# hf-fetch-model
[](https://github.com/PCfVW/hf-fetch-model/actions/workflows/ci.yml)
[](https://crates.io/crates/hf-fetch-model)
[](https://docs.rs/hf-fetch-model)
[](https://www.rust-lang.org)
[](LICENSE-MIT)
*Download HuggingFace models at full speed with a single function call.*
## Features
- **Single-file download** — download one file by name, get its cache path
- **Repo-level download** — give it a model ID, get all files
- **Maximum throughput** — multi-connection parallel Range downloads for large files (≥100 MiB, 8 connections by default) enabled for **all** download functions, plus hf-hub's `.high()` mode
- **Download diagnostics** — structured `tracing` events at `debug` level report download plan, per-file chunked/single decisions, throughput, and completion summary
- **File filtering** — glob patterns (`*.safetensors`) and presets (`safetensors`, `gguf`, `config-only`)

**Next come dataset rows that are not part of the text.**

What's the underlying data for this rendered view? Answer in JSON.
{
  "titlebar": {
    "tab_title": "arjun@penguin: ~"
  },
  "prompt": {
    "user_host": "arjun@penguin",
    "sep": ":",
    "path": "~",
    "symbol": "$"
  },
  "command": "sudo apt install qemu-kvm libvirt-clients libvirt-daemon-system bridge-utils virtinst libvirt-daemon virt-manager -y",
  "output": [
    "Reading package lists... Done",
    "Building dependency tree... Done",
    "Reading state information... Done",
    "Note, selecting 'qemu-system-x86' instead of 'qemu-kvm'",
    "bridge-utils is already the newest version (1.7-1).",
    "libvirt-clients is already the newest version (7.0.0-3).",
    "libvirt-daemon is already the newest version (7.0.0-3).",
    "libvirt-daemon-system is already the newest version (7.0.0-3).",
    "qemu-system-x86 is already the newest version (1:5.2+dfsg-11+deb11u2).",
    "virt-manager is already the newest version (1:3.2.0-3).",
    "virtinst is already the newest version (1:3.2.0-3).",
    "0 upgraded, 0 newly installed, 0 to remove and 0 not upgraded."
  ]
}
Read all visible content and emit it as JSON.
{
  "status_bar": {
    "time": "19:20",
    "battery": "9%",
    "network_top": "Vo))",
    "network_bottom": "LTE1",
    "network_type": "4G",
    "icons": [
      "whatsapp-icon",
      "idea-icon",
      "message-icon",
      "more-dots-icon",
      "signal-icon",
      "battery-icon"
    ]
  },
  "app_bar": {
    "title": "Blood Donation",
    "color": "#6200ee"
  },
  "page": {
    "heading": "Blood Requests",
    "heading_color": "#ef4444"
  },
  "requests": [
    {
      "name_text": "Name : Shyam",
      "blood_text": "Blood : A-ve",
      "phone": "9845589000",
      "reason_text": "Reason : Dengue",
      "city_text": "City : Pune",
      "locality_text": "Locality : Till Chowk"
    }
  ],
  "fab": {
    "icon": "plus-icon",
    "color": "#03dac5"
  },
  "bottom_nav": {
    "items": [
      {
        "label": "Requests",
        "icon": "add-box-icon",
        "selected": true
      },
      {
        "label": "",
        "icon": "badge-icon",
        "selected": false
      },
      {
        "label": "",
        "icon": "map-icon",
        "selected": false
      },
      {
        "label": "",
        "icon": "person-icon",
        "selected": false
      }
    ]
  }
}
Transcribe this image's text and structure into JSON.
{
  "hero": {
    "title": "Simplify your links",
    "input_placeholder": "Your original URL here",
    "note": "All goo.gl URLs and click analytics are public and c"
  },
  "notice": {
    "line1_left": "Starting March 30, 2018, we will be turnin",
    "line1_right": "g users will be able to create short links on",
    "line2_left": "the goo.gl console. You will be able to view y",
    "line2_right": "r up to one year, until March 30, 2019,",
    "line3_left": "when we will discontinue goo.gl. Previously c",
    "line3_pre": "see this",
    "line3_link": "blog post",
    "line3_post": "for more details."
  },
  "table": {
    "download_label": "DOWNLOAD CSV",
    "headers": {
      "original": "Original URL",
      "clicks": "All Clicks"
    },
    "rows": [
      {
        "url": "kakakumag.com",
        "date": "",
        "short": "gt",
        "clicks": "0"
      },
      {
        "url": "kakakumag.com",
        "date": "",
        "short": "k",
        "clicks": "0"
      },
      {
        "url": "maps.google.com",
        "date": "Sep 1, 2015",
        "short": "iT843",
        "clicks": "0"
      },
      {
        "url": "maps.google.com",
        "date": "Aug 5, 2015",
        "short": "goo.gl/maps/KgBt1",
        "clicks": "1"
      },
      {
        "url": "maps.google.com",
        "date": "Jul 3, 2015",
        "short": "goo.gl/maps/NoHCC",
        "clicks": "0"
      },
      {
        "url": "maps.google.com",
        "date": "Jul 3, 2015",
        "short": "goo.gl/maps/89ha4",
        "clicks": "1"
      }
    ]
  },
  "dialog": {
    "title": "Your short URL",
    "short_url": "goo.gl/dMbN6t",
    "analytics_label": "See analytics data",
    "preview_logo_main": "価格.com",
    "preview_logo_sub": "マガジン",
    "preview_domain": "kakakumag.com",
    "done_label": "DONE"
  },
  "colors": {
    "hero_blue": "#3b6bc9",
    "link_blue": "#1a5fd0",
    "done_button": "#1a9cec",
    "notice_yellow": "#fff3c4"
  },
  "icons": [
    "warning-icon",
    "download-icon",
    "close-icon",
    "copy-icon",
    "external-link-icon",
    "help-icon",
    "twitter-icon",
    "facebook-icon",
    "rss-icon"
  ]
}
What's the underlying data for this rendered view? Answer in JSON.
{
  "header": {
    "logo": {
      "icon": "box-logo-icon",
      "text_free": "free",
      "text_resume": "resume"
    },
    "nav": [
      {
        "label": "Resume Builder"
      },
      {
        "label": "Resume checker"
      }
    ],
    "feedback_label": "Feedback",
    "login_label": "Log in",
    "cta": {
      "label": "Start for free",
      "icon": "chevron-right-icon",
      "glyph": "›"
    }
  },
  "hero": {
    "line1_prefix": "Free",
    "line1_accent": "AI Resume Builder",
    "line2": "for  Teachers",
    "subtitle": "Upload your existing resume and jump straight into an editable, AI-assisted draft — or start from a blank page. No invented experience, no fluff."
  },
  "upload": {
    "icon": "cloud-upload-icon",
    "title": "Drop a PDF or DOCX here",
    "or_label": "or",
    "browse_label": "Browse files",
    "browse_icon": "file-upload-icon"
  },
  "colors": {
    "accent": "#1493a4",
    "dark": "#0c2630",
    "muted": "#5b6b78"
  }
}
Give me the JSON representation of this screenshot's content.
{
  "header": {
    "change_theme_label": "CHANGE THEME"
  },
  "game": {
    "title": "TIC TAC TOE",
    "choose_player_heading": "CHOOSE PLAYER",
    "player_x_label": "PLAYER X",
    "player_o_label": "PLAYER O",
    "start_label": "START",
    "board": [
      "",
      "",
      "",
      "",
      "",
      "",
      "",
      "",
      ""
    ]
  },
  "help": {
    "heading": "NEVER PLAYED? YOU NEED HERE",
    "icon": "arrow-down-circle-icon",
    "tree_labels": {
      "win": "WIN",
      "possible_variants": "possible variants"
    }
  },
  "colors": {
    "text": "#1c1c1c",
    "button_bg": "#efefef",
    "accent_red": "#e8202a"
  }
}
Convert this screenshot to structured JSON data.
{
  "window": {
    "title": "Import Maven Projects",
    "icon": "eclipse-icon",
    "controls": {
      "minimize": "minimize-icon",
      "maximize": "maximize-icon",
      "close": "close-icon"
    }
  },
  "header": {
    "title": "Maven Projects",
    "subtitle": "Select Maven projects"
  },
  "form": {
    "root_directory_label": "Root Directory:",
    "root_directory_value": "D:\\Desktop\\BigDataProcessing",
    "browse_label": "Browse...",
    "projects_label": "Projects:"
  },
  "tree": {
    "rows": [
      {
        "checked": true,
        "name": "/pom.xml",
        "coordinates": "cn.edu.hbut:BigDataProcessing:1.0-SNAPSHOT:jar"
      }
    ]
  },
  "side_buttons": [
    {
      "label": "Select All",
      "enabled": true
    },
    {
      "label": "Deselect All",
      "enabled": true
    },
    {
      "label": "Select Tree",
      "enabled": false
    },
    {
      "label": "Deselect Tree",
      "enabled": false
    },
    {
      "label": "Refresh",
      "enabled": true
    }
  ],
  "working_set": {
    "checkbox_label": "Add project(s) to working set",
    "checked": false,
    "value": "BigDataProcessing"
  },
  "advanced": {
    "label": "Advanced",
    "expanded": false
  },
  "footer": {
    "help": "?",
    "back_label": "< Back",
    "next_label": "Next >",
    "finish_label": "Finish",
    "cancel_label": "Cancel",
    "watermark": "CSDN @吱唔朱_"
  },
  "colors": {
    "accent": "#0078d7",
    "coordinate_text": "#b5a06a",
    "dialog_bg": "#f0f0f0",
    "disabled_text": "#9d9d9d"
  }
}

- **HF cache compatible** — files stored in `~/.cache/huggingface/hub/`
- **Progress reporting** — per-file callbacks, optional `indicatif` progress bars
- **Checksum verification** — SHA256 against HuggingFace LFS metadata
- **Retry with backoff** — exponential backoff + jitter for flaky connections
- **Timeout control** — per-file and overall time limits
- **Cache diagnostics** — `status` command shows per-file download state (complete / partial / missing)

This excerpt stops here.